After weeks of doom and gloom, FMCG top brass express optimism
CNBC TV18 , Aug 30, 2019
A little under three weeks ago, Britannia MD Varun Berry made headlines for pointing out that consumers were thinking twice before buying a 5 rupees pack of biscuits, let alone cars, real estate or stocks. A week after that, Parle set off alarm bells by saying it might have to consider letting go of up to 10,000 people due to slowing economic growth. Last week, Finance Minister Nirmala Sitharaman announced a slew of measures to address the slowdown, and at least when it comes to the sentiments of business leaders, the measures seem to have had a positive impact.

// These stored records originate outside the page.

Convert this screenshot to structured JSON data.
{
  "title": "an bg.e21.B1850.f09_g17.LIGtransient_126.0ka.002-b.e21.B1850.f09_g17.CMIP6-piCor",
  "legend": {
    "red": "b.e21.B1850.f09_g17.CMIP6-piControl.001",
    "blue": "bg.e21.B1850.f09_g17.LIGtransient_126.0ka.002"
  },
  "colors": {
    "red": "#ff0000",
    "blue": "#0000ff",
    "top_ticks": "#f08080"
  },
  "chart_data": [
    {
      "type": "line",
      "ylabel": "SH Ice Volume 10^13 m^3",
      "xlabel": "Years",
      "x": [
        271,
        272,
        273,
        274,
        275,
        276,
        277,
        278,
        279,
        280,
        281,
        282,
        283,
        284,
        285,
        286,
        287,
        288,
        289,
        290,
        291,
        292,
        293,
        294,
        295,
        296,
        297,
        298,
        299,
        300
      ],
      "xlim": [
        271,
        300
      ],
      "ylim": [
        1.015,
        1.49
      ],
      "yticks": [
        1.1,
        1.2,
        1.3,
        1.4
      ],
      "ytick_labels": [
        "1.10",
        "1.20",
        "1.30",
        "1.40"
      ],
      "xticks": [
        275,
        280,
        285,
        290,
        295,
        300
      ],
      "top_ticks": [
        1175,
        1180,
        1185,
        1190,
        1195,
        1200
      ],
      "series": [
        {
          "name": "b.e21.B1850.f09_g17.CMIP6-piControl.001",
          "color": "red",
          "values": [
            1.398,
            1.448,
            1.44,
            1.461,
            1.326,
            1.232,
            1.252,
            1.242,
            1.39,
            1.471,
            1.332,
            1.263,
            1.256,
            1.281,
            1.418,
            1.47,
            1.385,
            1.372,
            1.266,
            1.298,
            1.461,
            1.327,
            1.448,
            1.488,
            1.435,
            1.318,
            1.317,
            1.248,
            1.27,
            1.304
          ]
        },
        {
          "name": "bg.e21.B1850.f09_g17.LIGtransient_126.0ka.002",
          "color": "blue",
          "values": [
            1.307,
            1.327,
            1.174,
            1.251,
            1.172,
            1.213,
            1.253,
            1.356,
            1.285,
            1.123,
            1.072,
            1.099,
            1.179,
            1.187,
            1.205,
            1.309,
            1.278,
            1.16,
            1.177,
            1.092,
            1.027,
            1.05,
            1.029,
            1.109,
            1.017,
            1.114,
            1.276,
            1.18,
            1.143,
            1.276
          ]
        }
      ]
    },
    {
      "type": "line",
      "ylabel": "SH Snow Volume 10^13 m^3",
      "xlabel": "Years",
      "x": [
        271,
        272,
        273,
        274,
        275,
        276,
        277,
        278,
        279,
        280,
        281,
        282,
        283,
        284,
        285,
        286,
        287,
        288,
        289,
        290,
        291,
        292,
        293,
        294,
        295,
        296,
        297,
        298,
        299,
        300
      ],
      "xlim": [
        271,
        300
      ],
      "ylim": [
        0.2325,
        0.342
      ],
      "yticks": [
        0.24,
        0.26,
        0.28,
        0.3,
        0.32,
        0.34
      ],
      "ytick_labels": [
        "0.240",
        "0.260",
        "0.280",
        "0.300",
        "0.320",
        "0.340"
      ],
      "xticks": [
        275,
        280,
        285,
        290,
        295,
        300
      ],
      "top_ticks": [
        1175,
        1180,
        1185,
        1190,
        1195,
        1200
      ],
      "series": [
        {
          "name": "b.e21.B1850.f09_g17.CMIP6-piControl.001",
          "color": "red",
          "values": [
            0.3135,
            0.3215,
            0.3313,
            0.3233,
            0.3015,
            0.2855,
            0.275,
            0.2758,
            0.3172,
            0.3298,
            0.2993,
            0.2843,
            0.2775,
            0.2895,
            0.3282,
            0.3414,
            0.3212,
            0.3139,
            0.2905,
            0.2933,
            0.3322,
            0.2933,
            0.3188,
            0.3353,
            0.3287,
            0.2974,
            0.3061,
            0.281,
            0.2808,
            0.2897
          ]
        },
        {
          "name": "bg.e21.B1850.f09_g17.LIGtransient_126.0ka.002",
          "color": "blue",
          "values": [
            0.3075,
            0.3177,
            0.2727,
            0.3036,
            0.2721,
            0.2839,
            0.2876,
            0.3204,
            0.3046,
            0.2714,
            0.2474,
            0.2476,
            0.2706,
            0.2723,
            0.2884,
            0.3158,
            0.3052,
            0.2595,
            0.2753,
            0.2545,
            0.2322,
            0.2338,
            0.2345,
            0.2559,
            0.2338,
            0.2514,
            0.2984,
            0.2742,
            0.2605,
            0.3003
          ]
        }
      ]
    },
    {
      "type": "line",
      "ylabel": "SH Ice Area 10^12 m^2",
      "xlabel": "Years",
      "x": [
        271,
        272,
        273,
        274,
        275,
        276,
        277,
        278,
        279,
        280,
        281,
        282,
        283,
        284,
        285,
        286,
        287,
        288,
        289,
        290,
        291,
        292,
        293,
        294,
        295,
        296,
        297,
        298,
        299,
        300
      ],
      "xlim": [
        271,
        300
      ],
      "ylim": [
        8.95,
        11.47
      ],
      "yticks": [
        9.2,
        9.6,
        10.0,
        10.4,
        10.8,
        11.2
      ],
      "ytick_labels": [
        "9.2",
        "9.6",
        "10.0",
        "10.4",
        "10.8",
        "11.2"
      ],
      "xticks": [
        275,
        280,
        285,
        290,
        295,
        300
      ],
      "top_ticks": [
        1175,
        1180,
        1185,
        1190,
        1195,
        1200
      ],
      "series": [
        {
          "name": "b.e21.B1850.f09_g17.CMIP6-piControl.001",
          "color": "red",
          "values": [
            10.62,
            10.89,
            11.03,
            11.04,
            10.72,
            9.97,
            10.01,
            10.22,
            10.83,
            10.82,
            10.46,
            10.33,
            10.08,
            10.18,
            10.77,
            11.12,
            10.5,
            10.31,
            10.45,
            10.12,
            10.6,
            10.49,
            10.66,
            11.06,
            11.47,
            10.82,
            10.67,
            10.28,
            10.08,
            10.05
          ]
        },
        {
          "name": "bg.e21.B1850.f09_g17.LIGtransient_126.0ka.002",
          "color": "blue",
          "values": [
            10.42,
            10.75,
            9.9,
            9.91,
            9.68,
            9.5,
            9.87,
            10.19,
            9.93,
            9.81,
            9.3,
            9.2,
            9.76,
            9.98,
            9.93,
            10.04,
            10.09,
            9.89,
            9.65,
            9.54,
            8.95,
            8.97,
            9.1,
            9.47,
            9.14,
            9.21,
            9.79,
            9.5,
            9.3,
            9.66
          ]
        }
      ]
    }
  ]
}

Speaking to CNBC-TV18’s Manisha Gupta at a panel at FICCI Foodworld 2019, Berry opined that the slowdown was temporary and that normalization would take 6 months to kick in. He said that Britannia had identified the slowdown as far back as Diwali last year and had tightened its belt in anticipation, but had not cut down on any market-facing expenditure. Berry explained the reason for the 6-month timeline as well – the impact of the government’s new announcements would trickle down to consumers, and the base effect would kick in.
Amul’s RS Sodhi was quick to agree, emphasizing that Amul was seeing a double-digit growth in each of its segments, and an average growth of 25% across segments. He said that given that food was a necessity, India was unlikely to see recession in the food sector for decades, maybe even centuries. Others on the panel including representatives from ITC, Cargill and Kellogg’s agreed with the view, saying that growth had slowed down in some product categories and some geographies, but that growth avenues were still plentiful.

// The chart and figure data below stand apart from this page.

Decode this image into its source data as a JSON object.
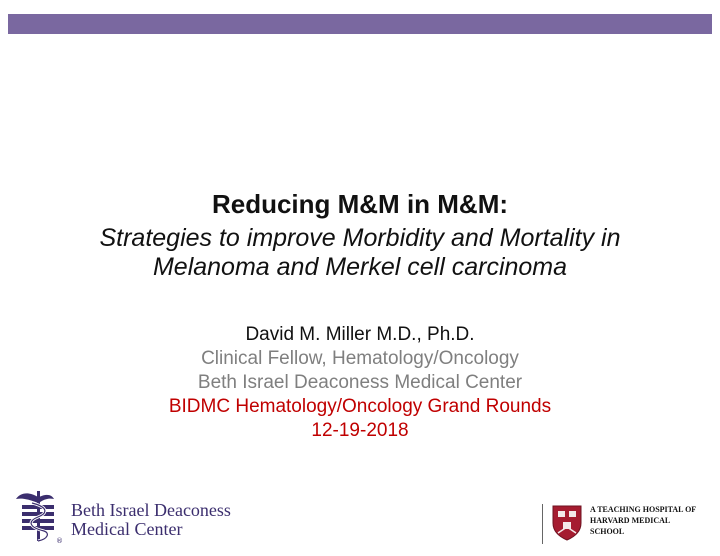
{
  "slide": {
    "title": "Reducing M&M in M&M:",
    "subtitle_line1": "Strategies to improve Morbidity and Mortality in",
    "subtitle_line2": "Melanoma and Merkel cell carcinoma",
    "author": "David M. Miller M.D., Ph.D.",
    "role": "Clinical Fellow, Hematology/Oncology",
    "institution": "Beth Israel Deaconess Medical Center",
    "event": "BIDMC Hematology/Oncology Grand Rounds",
    "date": "12-19-2018"
  },
  "footer": {
    "bidmc_line1": "Beth Israel Deaconess",
    "bidmc_line2": "Medical Center",
    "registered_mark": "®",
    "harvard_line1": "A TEACHING HOSPITAL OF",
    "harvard_line2": "HARVARD MEDICAL",
    "harvard_line3": "SCHOOL"
  },
  "colors": {
    "accent_bar": "#7a68a0",
    "title_text": "#111111",
    "affiliation_text": "#7f7f7f",
    "event_text": "#c00000",
    "logo_purple": "#3b2e6e",
    "harvard_crimson": "#a51c30"
  }
}
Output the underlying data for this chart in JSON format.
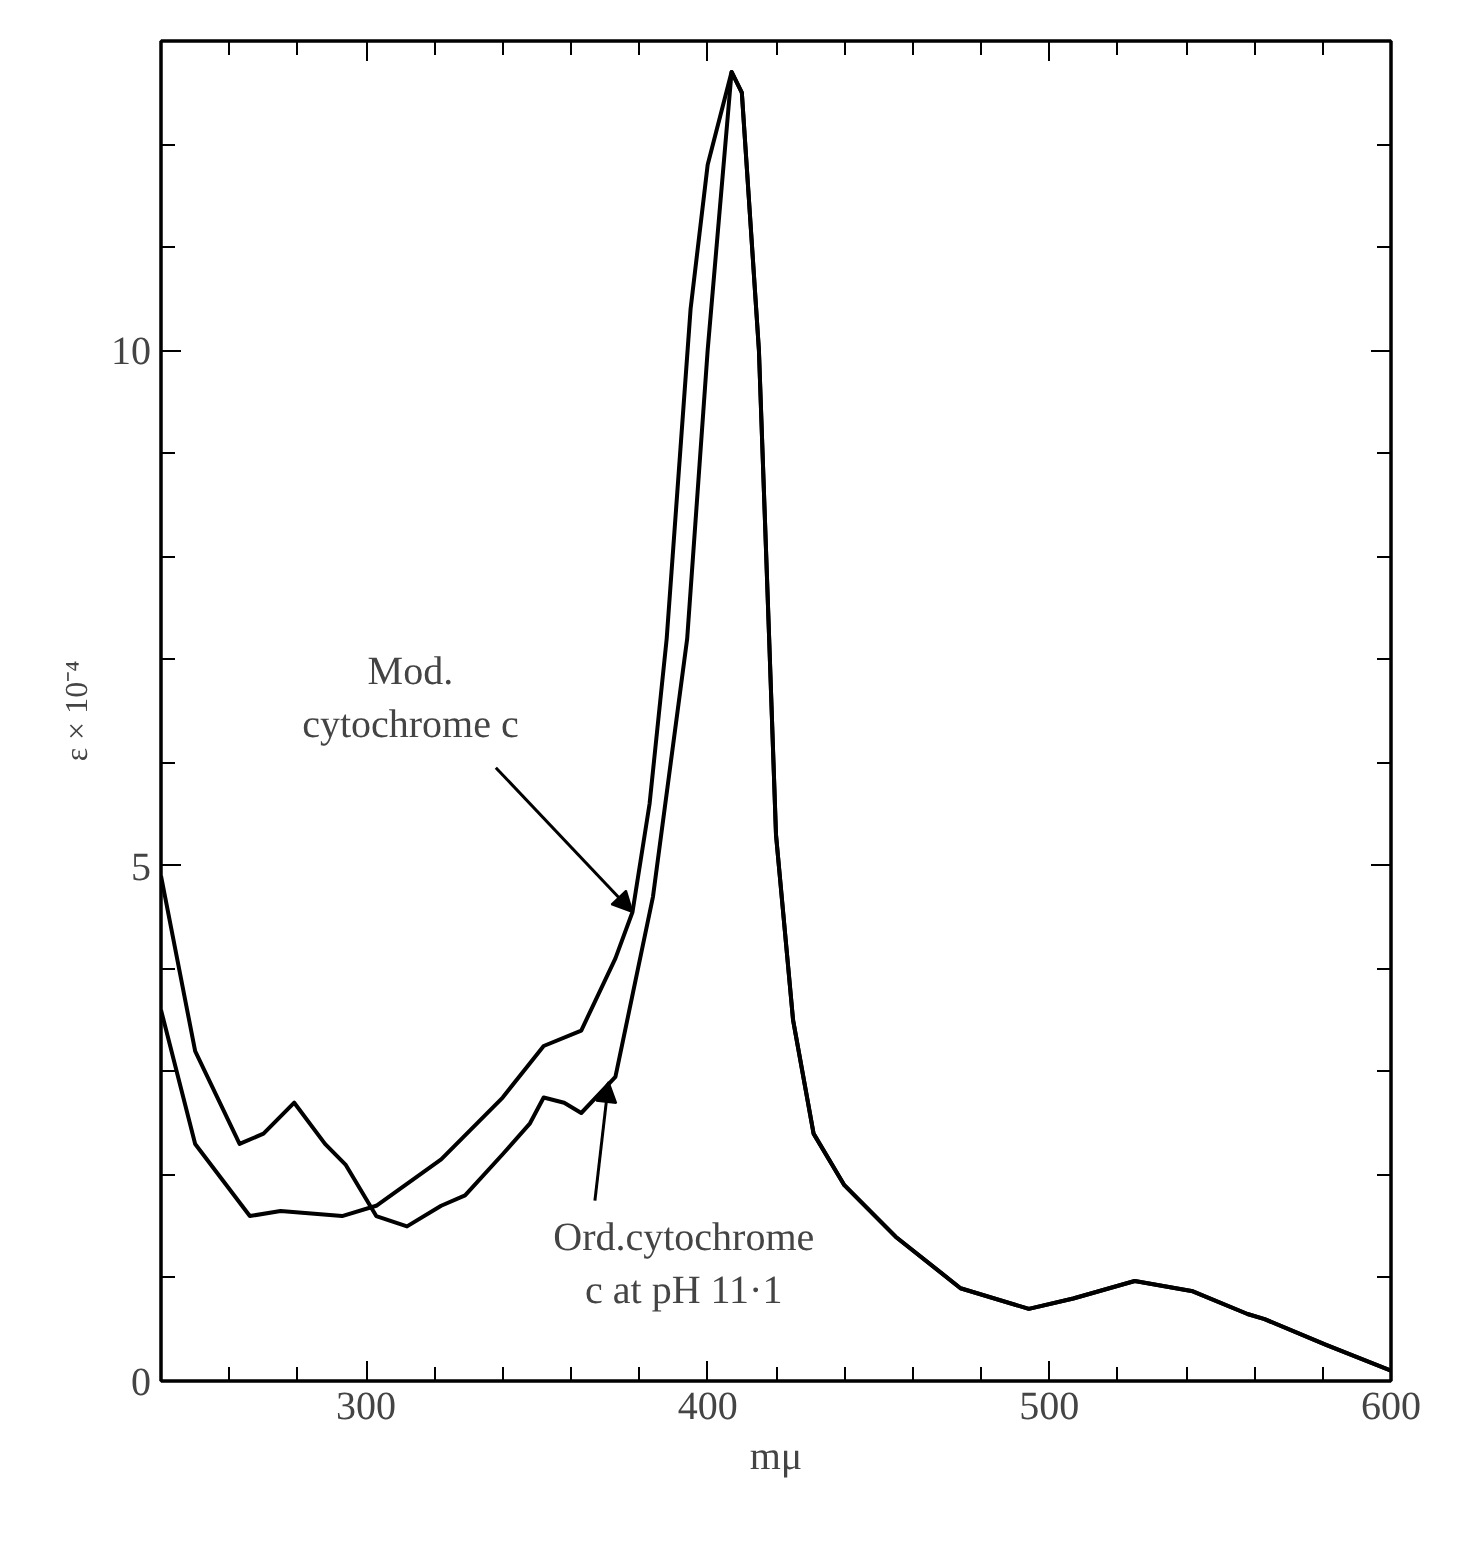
{
  "chart_data": {
    "type": "line",
    "xlabel": "mμ",
    "ylabel": "ε × 10⁻⁴",
    "xlim": [
      240,
      600
    ],
    "ylim": [
      0,
      13
    ],
    "xticks": [
      {
        "value": 260,
        "label": null
      },
      {
        "value": 280,
        "label": null
      },
      300,
      {
        "value": 320,
        "label": null
      },
      {
        "value": 340,
        "label": null
      },
      {
        "value": 360,
        "label": null
      },
      {
        "value": 380,
        "label": null
      },
      400,
      {
        "value": 420,
        "label": null
      },
      {
        "value": 440,
        "label": null
      },
      {
        "value": 460,
        "label": null
      },
      {
        "value": 480,
        "label": null
      },
      500,
      {
        "value": 520,
        "label": null
      },
      {
        "value": 540,
        "label": null
      },
      {
        "value": 560,
        "label": null
      },
      {
        "value": 580,
        "label": null
      },
      600
    ],
    "yticks": [
      0,
      {
        "value": 1,
        "label": null
      },
      {
        "value": 2,
        "label": null
      },
      {
        "value": 3,
        "label": null
      },
      {
        "value": 4,
        "label": null
      },
      5,
      {
        "value": 6,
        "label": null
      },
      {
        "value": 7,
        "label": null
      },
      {
        "value": 8,
        "label": null
      },
      {
        "value": 9,
        "label": null
      },
      10,
      {
        "value": 11,
        "label": null
      },
      {
        "value": 12,
        "label": null
      },
      {
        "value": 13,
        "label": null
      }
    ],
    "grid": false,
    "marker": "none",
    "line_style": "solid",
    "series": [
      {
        "color": "#000000",
        "x": [
          240,
          250,
          266,
          275,
          293,
          303,
          322,
          340,
          352,
          363,
          373,
          378,
          383,
          388,
          395,
          400,
          407,
          410,
          415,
          418,
          420,
          425,
          431,
          440,
          455,
          474,
          494,
          507,
          525,
          542,
          558,
          563,
          581,
          600
        ],
        "values": [
          3.6,
          2.3,
          1.6,
          1.65,
          1.6,
          1.7,
          2.15,
          2.75,
          3.25,
          3.4,
          4.1,
          4.55,
          5.6,
          7.2,
          10.4,
          11.8,
          12.7,
          12.5,
          10.0,
          7.2,
          5.3,
          3.5,
          2.4,
          1.9,
          1.4,
          0.9,
          0.7,
          0.8,
          0.97,
          0.87,
          0.65,
          0.6,
          0.35,
          0.1
        ]
      },
      {
        "color": "#000000",
        "x": [
          240,
          250,
          263,
          270,
          279,
          288,
          294,
          303,
          312,
          322,
          329,
          340,
          348,
          352,
          358,
          363,
          373,
          384,
          394,
          400,
          407,
          410,
          415,
          418,
          420,
          425,
          431,
          440,
          455,
          474,
          494,
          507,
          525,
          542,
          558,
          563,
          581,
          600
        ],
        "values": [
          4.9,
          3.2,
          2.3,
          2.4,
          2.7,
          2.3,
          2.1,
          1.6,
          1.5,
          1.7,
          1.8,
          2.2,
          2.5,
          2.75,
          2.7,
          2.6,
          2.95,
          4.7,
          7.2,
          10.0,
          12.7,
          12.5,
          10.0,
          7.2,
          5.3,
          3.5,
          2.4,
          1.9,
          1.4,
          0.9,
          0.7,
          0.8,
          0.97,
          0.87,
          0.65,
          0.6,
          0.35,
          0.1
        ]
      }
    ],
    "annotations": [
      {
        "text": "Mod.\ncytochrome c",
        "x": 378,
        "y": 4.55
      },
      {
        "text": "Ord.cytochrome\nc at pH 11·1",
        "x": 371,
        "y": 2.9
      }
    ]
  }
}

The panellists also touched upon disruption to the industry caused by millennial consumption patterns. ITC’s food division head Hemant Malik said that sales through e-commerce channels and websites were a growing part of ITC’s revenues and that custom products were being launched specifically targeted at e-commerce panels. RS Sodhi expressed bewilderment at the process of advertising to millennials, saying that each millennial was like a TV channel or newspaper by themselves due to social media, but it was Varun Berry who summarized the phenomenon best when he said “this generation is flirtatious with brands, while our generation used to be married to brands.”
All in all, the mood in the room seemed to be far from the ‘doom and gloom’ narrative that FMCG majors were projecting a few weeks ago.